Futures and promises


In computer science, future, promise, and delay refer to constructs used for synchronizing in some concurrent programming languages. They describe an object that acts as a proxy for a result that is initially unknown, usually because the computation of its value is yet incomplete.
The term promise was proposed in 1976 by Daniel P. Friedman and David Wise, and Peter Hibbard called it eventual. A somewhat similar concept future was introduced in 1977 in a paper by Henry Baker and Carl Hewitt.
The terms future, promise, and delay are often used interchangeably, although some differences in usage between future and promise are treated below. Setting the value of a future is also called resolving, fulfilling, or binding it.


Use of futures may be implicit (any use of the future automatically obtains its value, as if it were an ordinary reference) or explicit (the user must call a function to obtain the value, such as the get method of java.util.concurrent.Future in Java). Obtaining the value of an explicit future can be called stinging or forcing. Explicit futures may be implemented as a library, whereas implicit futures need language support.

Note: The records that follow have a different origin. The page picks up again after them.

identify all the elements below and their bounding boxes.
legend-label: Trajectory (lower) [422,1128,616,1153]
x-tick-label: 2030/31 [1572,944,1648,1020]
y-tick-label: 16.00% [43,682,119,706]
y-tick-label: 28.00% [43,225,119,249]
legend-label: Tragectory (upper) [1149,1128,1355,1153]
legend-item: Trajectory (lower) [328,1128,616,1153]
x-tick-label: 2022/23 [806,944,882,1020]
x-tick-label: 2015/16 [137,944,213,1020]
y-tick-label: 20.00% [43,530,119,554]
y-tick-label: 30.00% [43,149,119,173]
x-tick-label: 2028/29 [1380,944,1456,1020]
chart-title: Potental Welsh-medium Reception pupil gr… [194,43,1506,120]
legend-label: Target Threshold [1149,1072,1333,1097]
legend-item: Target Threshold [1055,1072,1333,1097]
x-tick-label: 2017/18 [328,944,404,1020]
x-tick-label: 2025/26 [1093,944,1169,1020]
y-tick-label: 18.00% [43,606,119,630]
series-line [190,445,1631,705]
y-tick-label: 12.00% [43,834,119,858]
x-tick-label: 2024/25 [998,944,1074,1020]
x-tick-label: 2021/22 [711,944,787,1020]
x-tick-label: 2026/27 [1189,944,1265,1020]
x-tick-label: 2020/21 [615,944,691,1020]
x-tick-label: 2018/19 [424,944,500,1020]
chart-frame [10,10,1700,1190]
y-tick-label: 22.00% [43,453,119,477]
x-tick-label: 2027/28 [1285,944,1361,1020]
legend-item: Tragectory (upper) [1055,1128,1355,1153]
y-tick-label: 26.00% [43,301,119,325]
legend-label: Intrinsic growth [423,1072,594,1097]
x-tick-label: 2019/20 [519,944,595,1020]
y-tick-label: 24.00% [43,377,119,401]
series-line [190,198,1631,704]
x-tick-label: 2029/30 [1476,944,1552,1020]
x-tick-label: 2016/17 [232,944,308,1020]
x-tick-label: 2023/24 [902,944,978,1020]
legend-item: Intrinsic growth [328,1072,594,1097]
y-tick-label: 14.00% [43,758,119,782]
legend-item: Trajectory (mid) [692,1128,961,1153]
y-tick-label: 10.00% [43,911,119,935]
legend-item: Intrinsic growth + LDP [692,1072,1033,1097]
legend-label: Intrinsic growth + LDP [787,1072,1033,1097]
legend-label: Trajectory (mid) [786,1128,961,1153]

The original Baker and Hewitt paper described implicit futures, which are naturally supported in the Actor model of computation and pure object-oriented programming languages like Smalltalk. The Friedman and Wise paper described only explicit futures, probably reflecting the difficulty of efficiently implementing implicit futures on stock hardware. The difficulty is that stock hardware does not deal with futures for primitive data types like integers. For example, an add instruction does not know how to deal with 3 + future factorial(100000). In pure object or Actor languages this problem can be solved by sending future factorial(100000) the message +, which asks the future to add 3 to itself and return the result. Note that the message passing approach works regardless of when factorial(100000) finishes computation and that no stinging/forcing is needed.